This morning during meditation, I thought about mind-wandering and how the sense of free will is evanescent.
When meditating, the goal (if there ever is any) is to keep the attention focused on the breath:
Inhaling, holding the breath, releasing it.
Yet, after some time, the attention wanders; thoughts emerge in the periphery and the sense of agency is lost.
To steer the attention back to the breath, one steps away from the thoughts, allowing them to pass through (without following them), only to once again focus the attention on the breath, restarting the entire process.
The peculiar aspect of this experience is that when I focus the spotlight of attention in my mind’s eye to follow my breathing pattern, I have the subjective experience of being in control.
However, when my mind wanders, as is suggested by the term mind-wandering, I feel as though I am not.
More peculiar still:
I rarely, if ever, notice when my mind wanders; I notice it when the mind has wandered.
As a consequence, this leaves me with the experience of having lost the agency over my attention and the need to regain it.
This back-and-forth dynamic leads me to the question:
Where is the dividing line between me being in control of my attention and failing to have agency over it?
Attention, Consciousness & Unconscious Attention
In some parts of the consciousness literature, scientists maintain that one can pay attention to various stimuli unconsciously (Rees & Frith, 2017). However, one cannot be conscious without paying attention.
In other words, it is unidirectional.
In my experience during meditation, I oscillate between these two states:
- Conscious and unconscious awareness.
And that I am always one step behind.
I focus my attention on the breath…
…I fail to notice that my attention wanders…
…I detect that I am paying attention to thoughts in the periphery…
…I refocus my attention on the breath…
…repeating this cycle with the hope that the oscillating pattern will become more stable over time in favor of me being in control of my attention.
For this pattern to happen, there must exist a threshold where I fail to notice that I am no longer paying attention; a brief flash where I momentarily lose the phenomenological experience of directing my attention; a dividing line.
If that is the case, if there is a dividing line, how come I am constantly in the dark as to when the diffusion (of sorts) happens?
That is, when my focus moves from areas of high attention (focus is on the breath) to areas of low attention (focus is on peripheral thoughts).
How can I explain the lag in my conscious experience?
Even more frustrating:
How come it feels as though I have agency over my attention some of the time, but not all of the time?
In some sense, attention is migratory—similar to Siberian Cranes, because at some point, both move from one place to another.
The difference is that the bird’s behavior is one of the observable variety; it can be studied and thoroughly understood.
The movements of the mind, however, are a bit trickier to put under the magnifying glass.

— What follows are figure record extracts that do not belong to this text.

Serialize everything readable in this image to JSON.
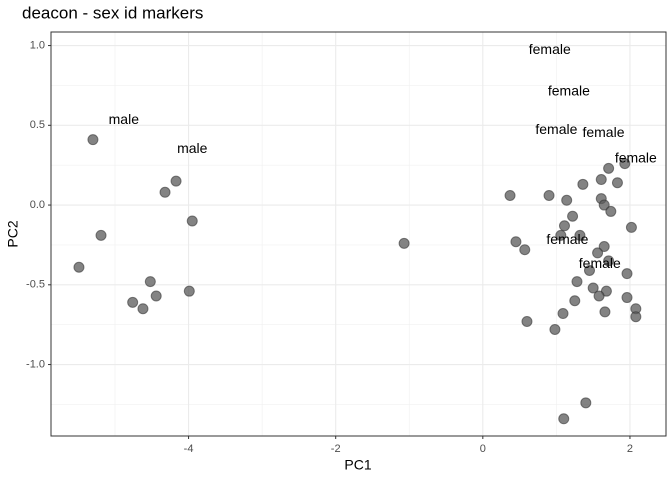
{
  "chart_data": {
    "type": "scatter",
    "title": "deacon - sex id markers",
    "x_label": "PC1",
    "y_label": "PC2",
    "xlim": [
      -5.87,
      2.49
    ],
    "ylim": [
      -1.448,
      1.085
    ],
    "xticks": [
      -4,
      -2,
      0,
      2
    ],
    "yticks": [
      {
        "value": 1.0,
        "label": "1.0"
      },
      0.5,
      {
        "value": 0.0,
        "label": "0.0"
      },
      -0.5,
      {
        "value": -1.0,
        "label": "-1.0"
      }
    ],
    "grid": true,
    "color": "#595959",
    "x": [
      -5.3,
      -5.19,
      -5.49,
      -4.32,
      -4.17,
      -3.95,
      -4.52,
      -4.44,
      -4.76,
      -4.62,
      -3.99,
      -1.07,
      0.45,
      0.57,
      0.6,
      0.37,
      0.9,
      1.14,
      1.36,
      1.61,
      1.71,
      1.83,
      1.93,
      1.61,
      1.65,
      1.74,
      1.22,
      1.11,
      1.06,
      1.32,
      2.02,
      1.65,
      1.56,
      1.71,
      1.45,
      1.96,
      1.28,
      1.5,
      1.68,
      1.58,
      1.96,
      1.25,
      2.08,
      2.08,
      1.66,
      1.09,
      0.98,
      1.4,
      1.1
    ],
    "y": [
      0.41,
      -0.19,
      -0.39,
      0.08,
      0.15,
      -0.1,
      -0.48,
      -0.57,
      -0.61,
      -0.65,
      -0.54,
      -0.24,
      -0.23,
      -0.28,
      -0.73,
      0.06,
      0.06,
      0.03,
      0.13,
      0.16,
      0.23,
      0.14,
      0.26,
      0.04,
      0.0,
      -0.04,
      -0.07,
      -0.13,
      -0.19,
      -0.19,
      -0.14,
      -0.26,
      -0.3,
      -0.35,
      -0.41,
      -0.43,
      -0.48,
      -0.52,
      -0.54,
      -0.57,
      -0.58,
      -0.6,
      -0.65,
      -0.7,
      -0.67,
      -0.68,
      -0.78,
      -1.24,
      -1.34
    ],
    "annotations": [
      {
        "text": "male",
        "x": -4.88,
        "y": 0.53
      },
      {
        "text": "male",
        "x": -3.95,
        "y": 0.35
      },
      {
        "text": "female",
        "x": 0.91,
        "y": 0.97
      },
      {
        "text": "female",
        "x": 1.17,
        "y": 0.71
      },
      {
        "text": "female",
        "x": 1.0,
        "y": 0.47
      },
      {
        "text": "female",
        "x": 1.64,
        "y": 0.45
      },
      {
        "text": "female",
        "x": 2.08,
        "y": 0.29
      },
      {
        "text": "female",
        "x": 1.15,
        "y": -0.22
      },
      {
        "text": "female",
        "x": 1.59,
        "y": -0.37
      }
    ]
  }
}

Thus, the tinge of perplexity.
The Convincing Narrative
To make it even more bizarre: What evidence is there that I paid attention to my breathing, only to lose my sense of agency other than the subjective experience of having memories of the event?
I was the only entity present.
I suspect that the dividing line between me having the experience of being the autonomous agent directing the attention, and me noticing that I no longer am, has to do with convincing post-hoc rationalizations and differences in narrative; discrepancies regarding the believability of the various feedback loops one subjectively observes.

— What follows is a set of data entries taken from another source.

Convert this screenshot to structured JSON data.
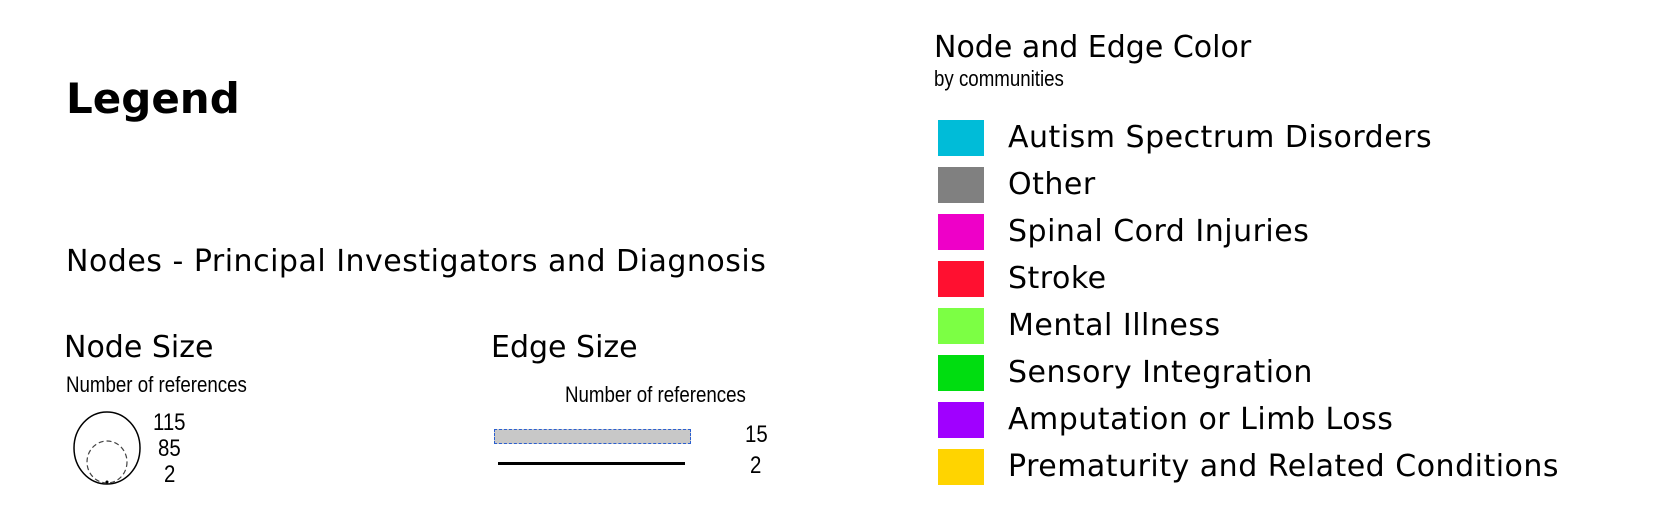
{
  "legend": {
    "title": "Legend",
    "nodes_heading": "Nodes - Principal Investigators and Diagnosis"
  },
  "node_size": {
    "heading": "Node Size",
    "subheading": "Number of references",
    "values": [
      "115",
      "85",
      "2"
    ]
  },
  "edge_size": {
    "heading": "Edge Size",
    "subheading": "Number of references",
    "values": [
      "15",
      "2"
    ]
  },
  "color": {
    "heading": "Node and Edge Color",
    "subheading": "by communities",
    "communities": [
      {
        "label": "Autism Spectrum Disorders",
        "color": "#00bcd8"
      },
      {
        "label": "Other",
        "color": "#808080"
      },
      {
        "label": "Spinal Cord Injuries",
        "color": "#ee00c8"
      },
      {
        "label": "Stroke",
        "color": "#ff1030"
      },
      {
        "label": "Mental Illness",
        "color": "#7cff44"
      },
      {
        "label": "Sensory Integration",
        "color": "#00dd10"
      },
      {
        "label": "Amputation or Limb Loss",
        "color": "#a000ff"
      },
      {
        "label": "Prematurity and Related Conditions",
        "color": "#ffd400"
      }
    ]
  }
}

It feels, and has always felt, as though I can direct my attention.
Thus, when I have the experience of wielding my attention, the narrative I write and constantly update is that I am in control.

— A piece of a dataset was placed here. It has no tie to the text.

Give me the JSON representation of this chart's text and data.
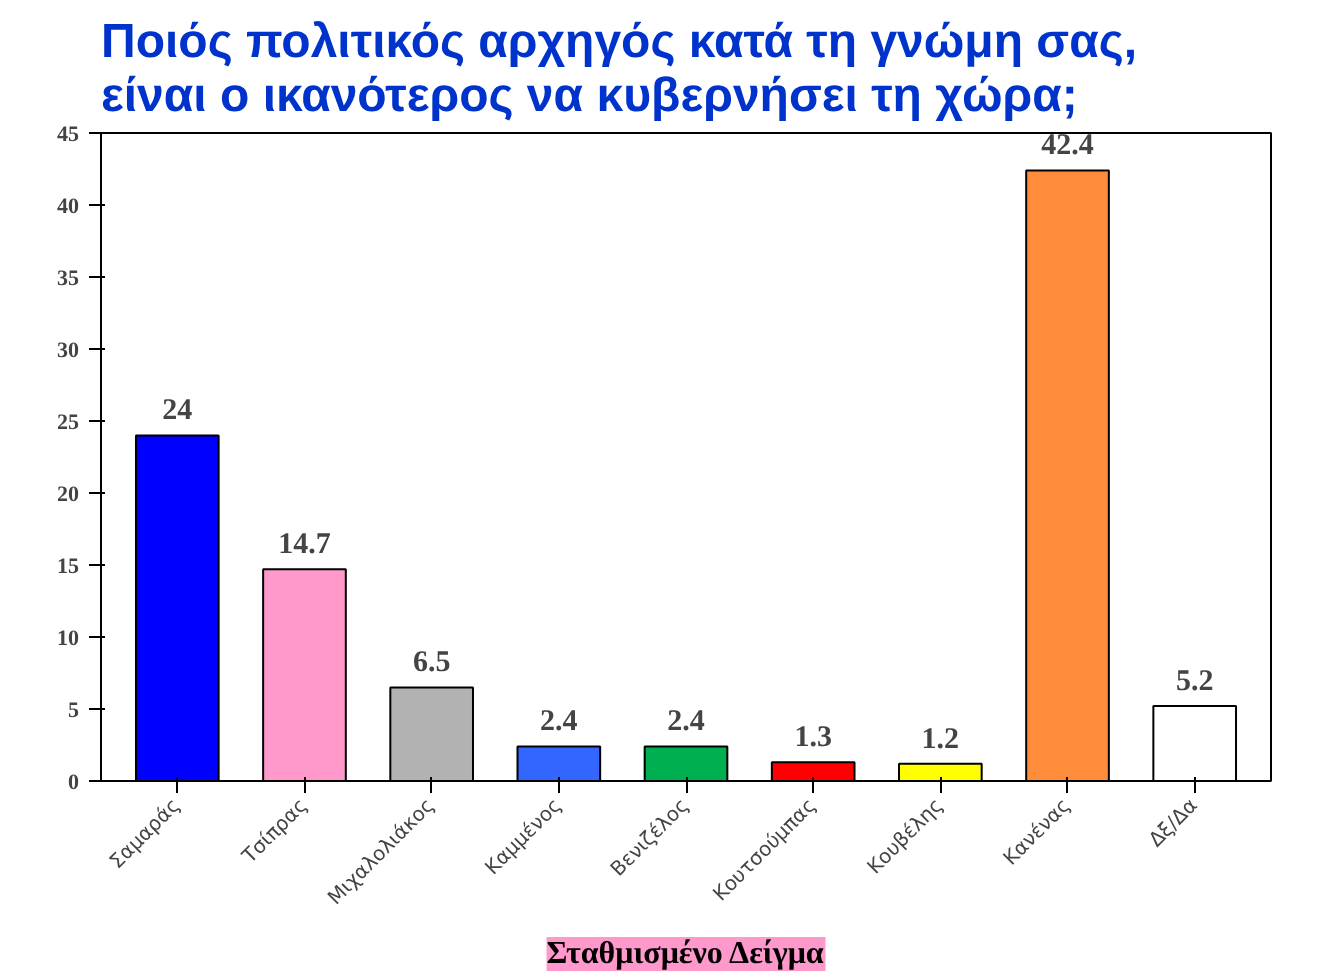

When I feel as though my attention drifts away (or rather when I notice my attention having drifted), the sense of agency is lost; a possibly unpleasant state.
To combat the cognitive dissonance, I invent a narrative that is ego-soothing and explain away the unexplainable phenomenon as a mere byproduct, so that I can return to the story of me being an autonomous agent with free will.
In the final analysis, however, I suspect that the oscillatory cycle of having agency over one’s attention and shortly thereafter losing it are both stochastic and random processes over which there is no control, but that the differences in narrative convince us otherwise.
Rees, G. & Frith, C. (2017). ‘The Neural Correlates of Consciousness’ in Schneider, S., & Velmans, M. (ed.) The Blackwell Companion to Consciousness. 2nd Edition. John Wiley & Sons Ltd: West Sussex, pp. 591-606.